オランダの企業「Plant-e」が開発したのは、植物を植えた湿地から電力を“収穫”する技術。まさに、天然のソーラーパワーシステムとも言えるものです。植物から街灯やWi-Fiスポットの電気をまかなったり、スマホなどの電子機器を充電できるようにもなります。
このプロジェクトは「Starry Sky」とも呼ばれ、2014年の11月にアムステルダムで始まりました。すでに300以上のLED街灯に光を灯すことに成功しています。
光合成によって生成される有機物の中には、植物の成長を促す成分が含まれています。しかし、そのほとんどは使用されずに根っこから土へと排泄されてしまうのだとか。そのため、根っこの周りには、その有機物を食べようと自然と微生物が集まりますが、そこにヒントが隠されているようです。
微生物が有機物を消費する際には、電子が放出されているのだそう。そのため、そこに電極を設置することで電子を収集、電力を生み出す仕組みです。
気になるのは植物への影響ですが、調査の結果この電子を収集するからといって植物の成長に影響が出るということはないそう。今まで無視されていたエネルギー活用できるため、まったく新しい資源と言えそうです。
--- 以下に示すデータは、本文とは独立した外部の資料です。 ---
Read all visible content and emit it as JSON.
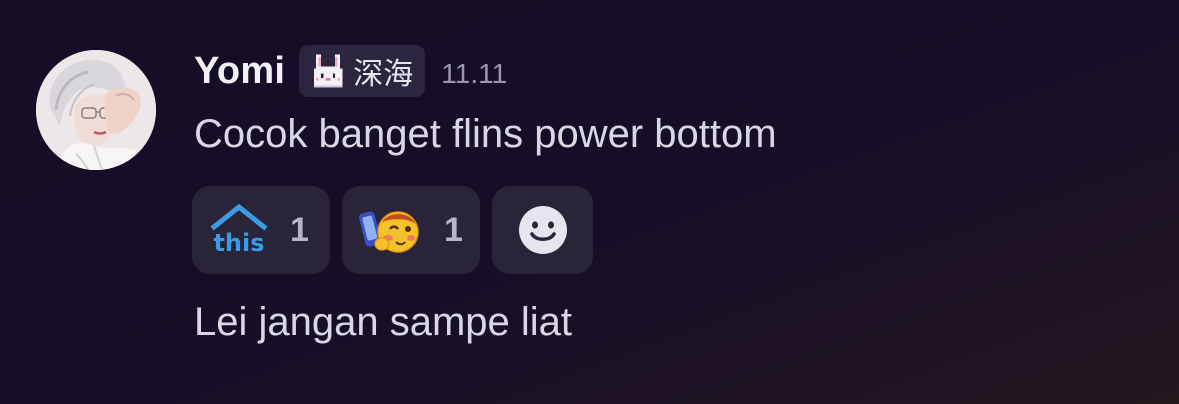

電力量が微量なのでは? との意見もありそうですが、100㎡の敷地で、年間2,800kWhの発電量を確保することが可能。
ちなみに、これはオランダの家庭1件あたりの電力消費を80%ほどまかなえる計算になります。2014年の日本の平均電力使用量は1世帯あたり年間4,432kWh。100㎡の敷地が確保できれば、家庭の電力使用量のおよそ60%ほどをカバーできるという計算に。さすがに全電力というわけではありませんが、かなり有効なことが伺えます。
エネルギー自給だけでなく、農業など食糧自給とも親和性が高い、この技術。実用化はまだ始まったばかりですが、これからの発展に期待大です。